The recovered oil from core flooding tests varied with different injection schemes. Table 7 summarizes core flooding experiments when one PV of each Na-AMPS nanogel and SDS was injected and followed by extended seawater flooding. This injection scheme recovered higher amounts of oil compared to the other schemes. Figures 11 and 15 demonstrate that injecting Na-AMPS nanogel and SDS before the post-seawater flooding resulted in higher oil recovery by a factor of 2.6% when compared to injecting SDS after post-seawater flooding. Table 8 compares between separate and one-slug injection schemes and illustrates that separate injections of Na-AMPS nanogel and SDS recovered higher amounts of oil when compared to one-slug injection with the same concentration. Although one-slug injection is a common practice in field operations, laboratory-scale experiments showed that this injection scheme might not be the optimum.
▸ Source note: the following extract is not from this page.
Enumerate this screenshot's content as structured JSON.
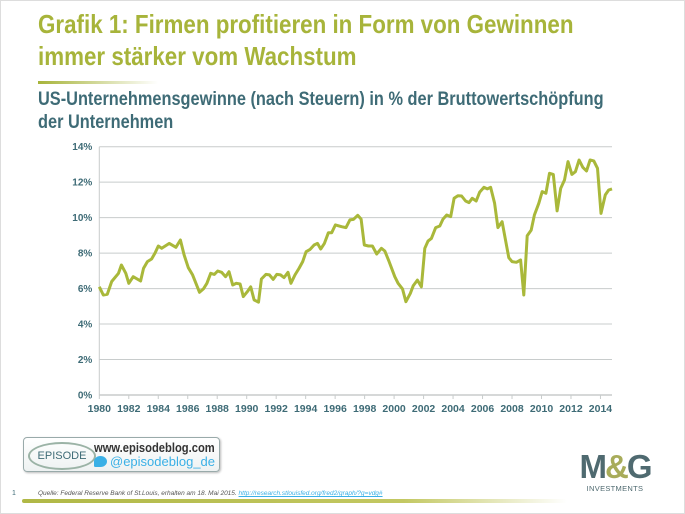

Table 7 Summary of sequential injection core flooding experiments
Fig. 15
figure 15

Oil recovery factor and water cut results of core A-2 using sequential injections of nanogel, seawater and SDS. The brown curve represents the amount of oil produced in terms of OOIC through all injection slugs. The blue curve represents the water cut through all injection slugs

Table 8 Comparison between sequential and one-slug injection schemes

4 Conclusions

The behavior and transportation of polymeric cross-linked nanogels are attracting more attention due to their stability in water with high salinity and ability to extract higher amounts of oil by adsorbing at the oil–water interface. In this work, negatively charged Na-AMPS nanogel and SDS surfactant were employed as potential feasible materials for enhanced oil recovery in sandstone reservoirs. The main results that could be obtained from this study are summarized as follows:

  1. 1.

    Na-AMPS nanogel can be dispersed in high-salinity waters and still form a stable solution. This could be observed from the narrow size distribution with one peak pointing to a predominant homogeneous droplet size when dispersed in seawater.

  2. 2.

    Nanogel dispersion shows good long-term stability during a period of two weeks. The structural size of nanogel in seawater was well maintained for this period with a hydrodynamic diameter within 220-225 nm.

  3. 3.

    The viscosity of nanogel–SDS dispersions was affected by the concentration of nanogels. Lower concentrations of nanogels showed shear thickening behavior at higher shear rates, while higher nanogel concentrations show shear thinning behavior.

  4. 4.

    The interfacial tension (IFT) reduced when low concentration of SDS was introduced to Na-AMPS nanogel dispersions. Lower IFT values were observed with increasing nanogel concentration from 0.1 wt% to 1.0 wt%. This implies that IFT reduction might be a major EOR mechanism in nanogel–surfactant flooding.

  5. 5.

    Injection schemes of nanogel and surfactant played an essential role in the amount of recovered oil in sandstone core plugs. The results showed that sequential injections of nanogel and SDS after initial seawater flooding is the better scheme among the ones tested.

  6. 6.

    The results of core flooding experiments confirm that Na-AMPS nanogel combined with SDS could improve the oil recovery factor by 15% after initial seawater flooding.